Preamble
How easy is it to get started building a data warehouse? What are the fundamental requirements for this system? Four fundamental components are required;
- a data source
- a query mechanism (with incremental update functionality)
- a target (typically a database)
- a scheduling mechanism
Deliverable
A simplified working data-warehouse deployed via PostgreSQL to hold data (“hourly rainfall”) from the German Weather Service.
Architecture
The application consists of several chained orchestration and execution processes:
- scheduling via Windows Scheduler, calling a
.bat
file - a calling process
.Rscript
- the application logic embedded in a
.Rmd
file, executing both R and bash code blocks
Querying the Data
The source data is stored on a [ftp server, on a per-station basis as zipped archives. The data is stored as .txt
files - specifically the last 365 days of hourly measurements up until the preceding measurement day.
I use the amazing map
function to prepare the listing of files to be called.
# load libraries
library(tidyverse)
library(lubridate)
# set working directory
setwd("C:/Users/eoedd/Desktop/locstore/projects/r/rainfall/output")
# define stations of interest: Bremen, Braunschweig and Magdeburg
sNames <- c("00691","00662","03126")
# function for defining source location on ftp server
namesFunc <- function(x) {
paste0("ftp://ftp-cdc.dwd.de/climate_environment/CDC/observations_germany/climate/hourly/precipitation/recent/",
"stundenwerte_RR_",x,"_akt.zip")
}
# iterate for all instances
map_chr(sNames,namesFunc) %>% write(.,"iList.csv")
Leveraging the power of the pandoc
engine in R I can call an array of other languages (awk, bash, python etc.) to execute code.
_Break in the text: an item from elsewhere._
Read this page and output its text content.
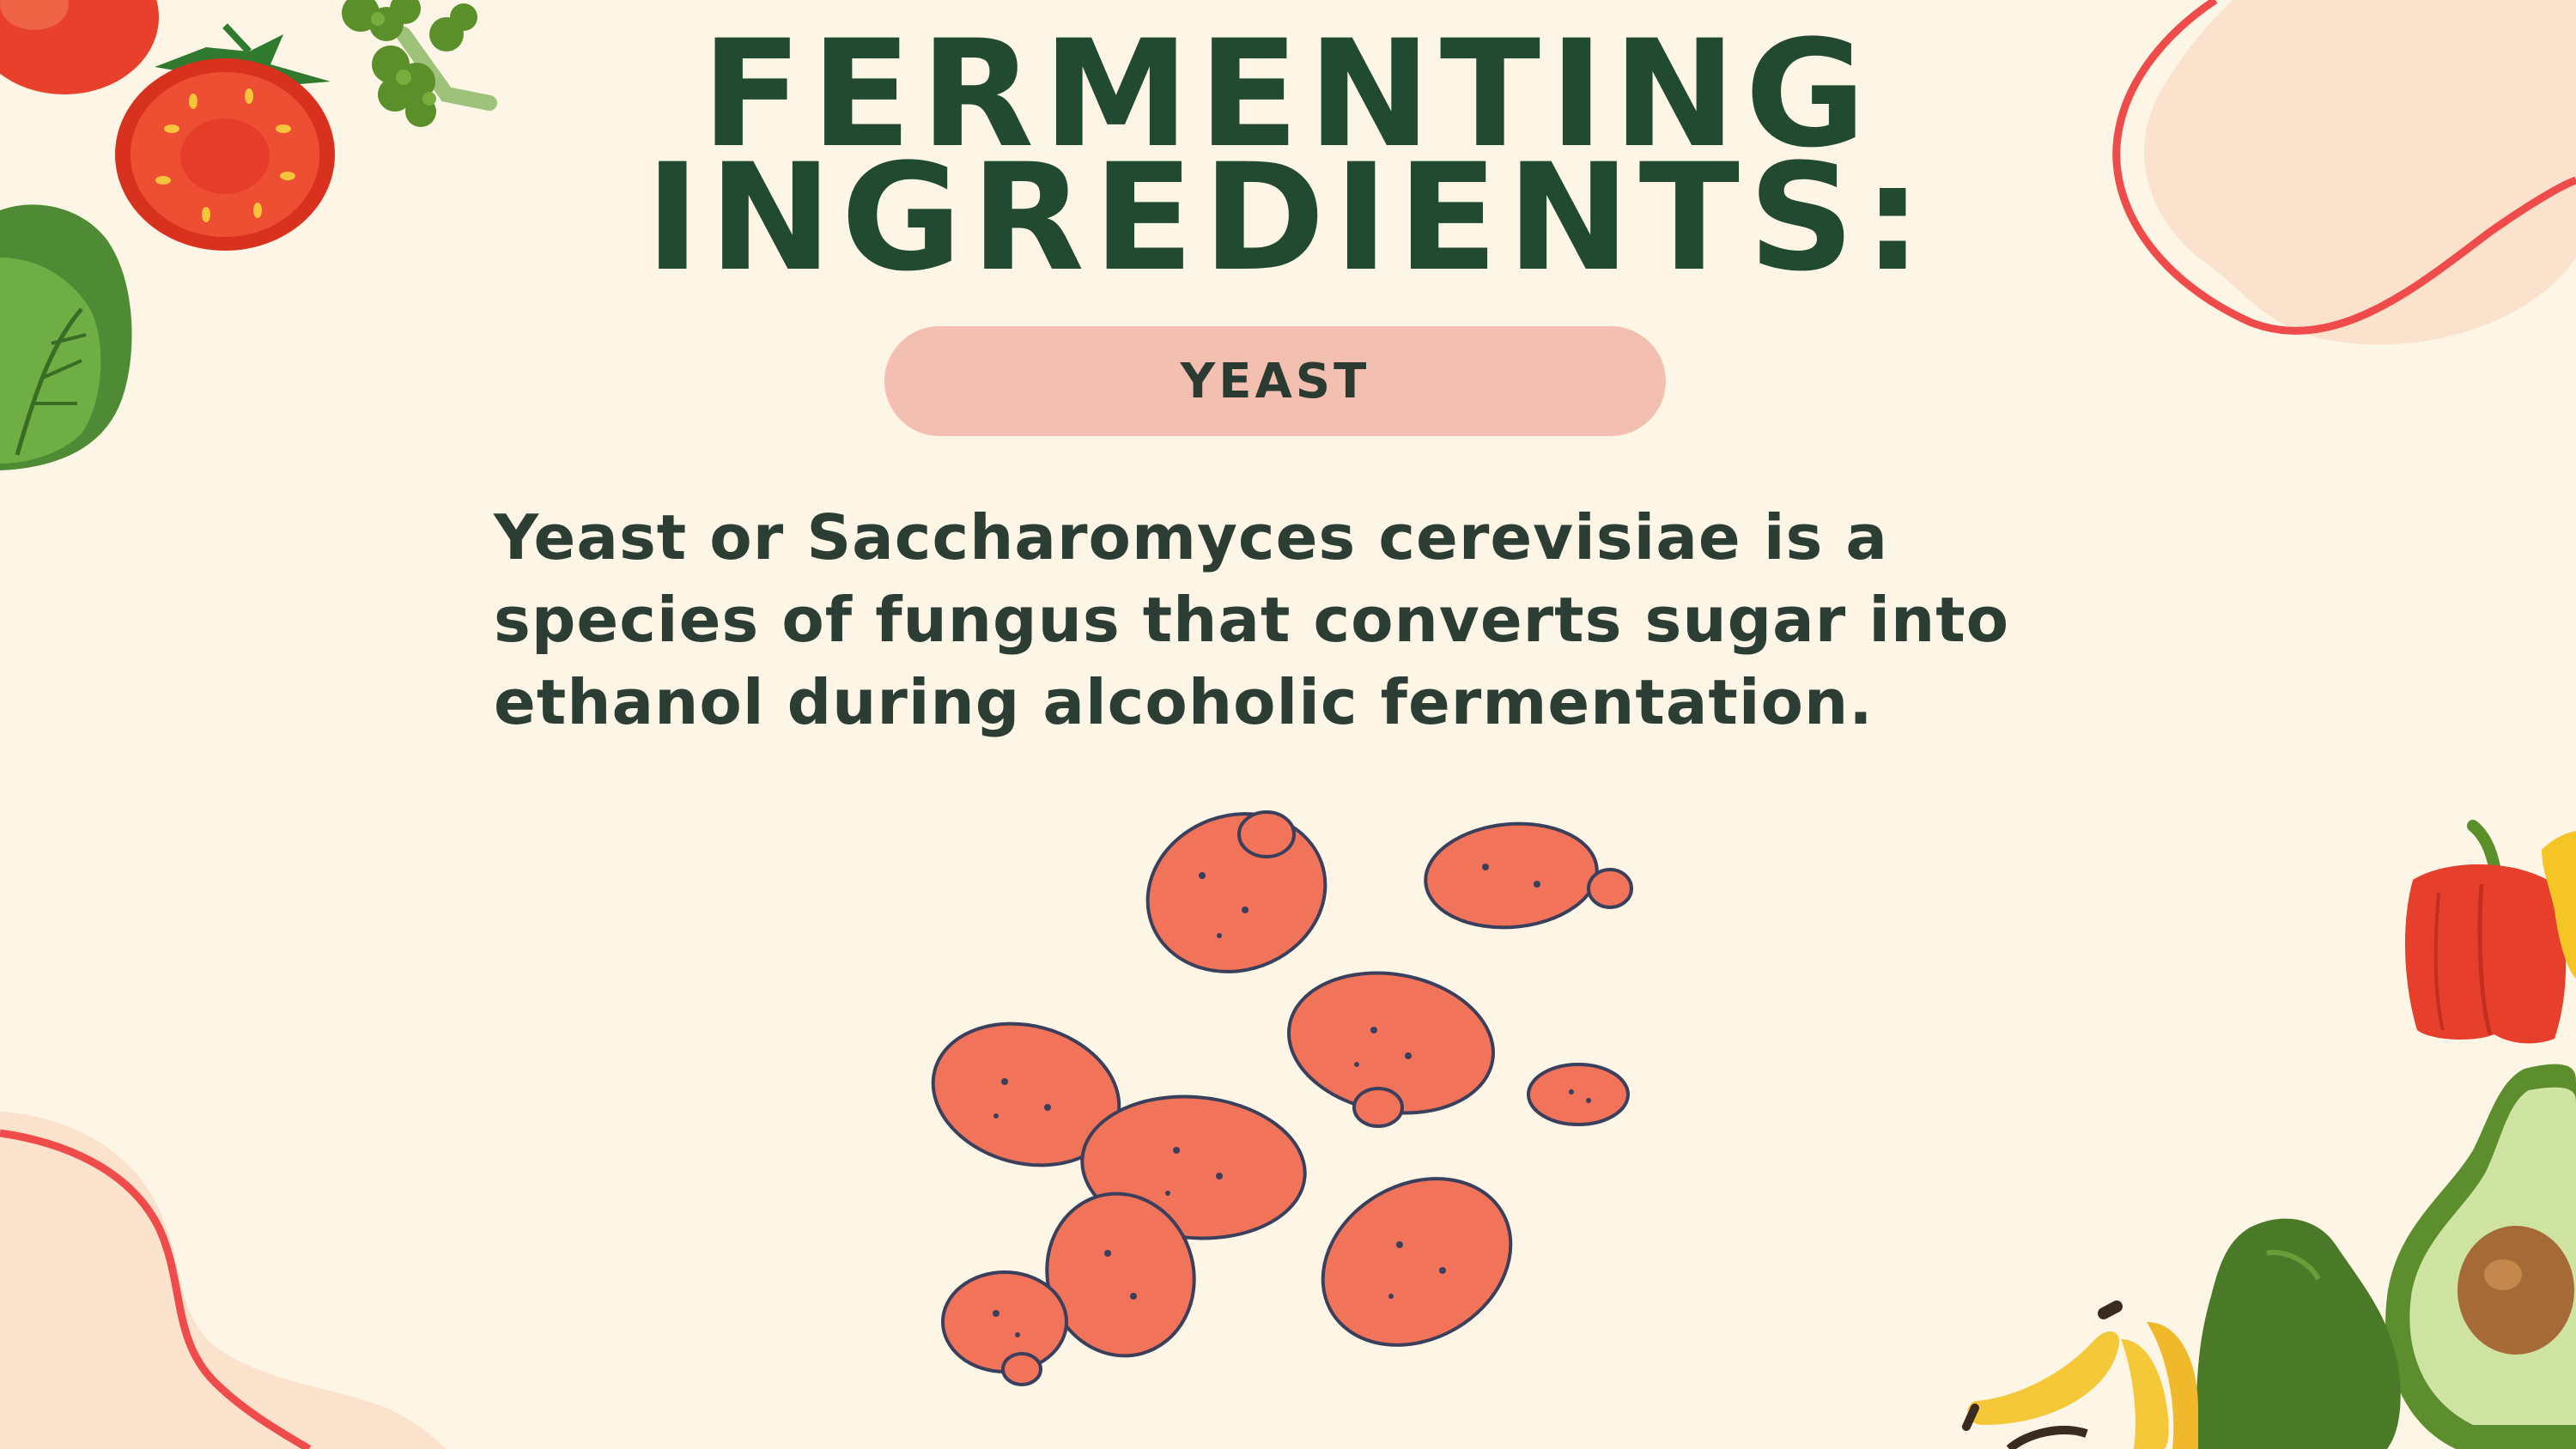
FERMENTING
INGREDIENTS:
YEAST

Yeast or Saccharomyces cerevisiae is a species of fungus that converts sugar into ethanol during alcoholic fermentation.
Here I call bash available on my Windows OS via the Windows Subsystem for Linux, to download the archives.
# set working directory
cd /mnt/c/Users/eoedd/Desktop/locstore/projects/r/rainfall/output
# download all files
wget -i iList.csv
Unzipping the the files is achieved using dir
followed by map
- this code is independent of (changes in) filenames.
setwd("C:/Users/eoedd/Desktop/locstore/projects/r/rainfall/output")
zips <- dir(pattern = "*.zip")
# use the power of purrr to map over values
map(zips,unzip)
I again can rely on a bash script to clean up working directory.
# clean up directory
cd /mnt/c/Users/eoedd/Desktop/locstore/projects/r/rainfall/output
rm [M]*
rm [s]*
Initial Insert into the Target
The individual files can be stacked in a single data-frame using map_df
.
setwd("C:/Users/eoedd/Desktop/locstore/projects/r/rainfall/output")
# load files of unknown name
files <- dir(pattern = "*.txt")
# map to a DF and parse appropriately
feed <- files %>% map_df(read_delim,";", escape_double = FALSE, trim_ws = TRUE,na = "-999",col_types = cols(MESS_DATUM = col_character())) %>% .[,1:6]
# parse dates
feed$MESS_DATUM <- ymd_h(feed$MESS_DATUM)
I connect to my local PostgreSQL instance using the DBI
package.
library(DBI)
# connect to Postrgres database
con <- dbConnect(RPostgres::Postgres(),dbname="postgres",
port=5432,user="USER",password="PASSWORD")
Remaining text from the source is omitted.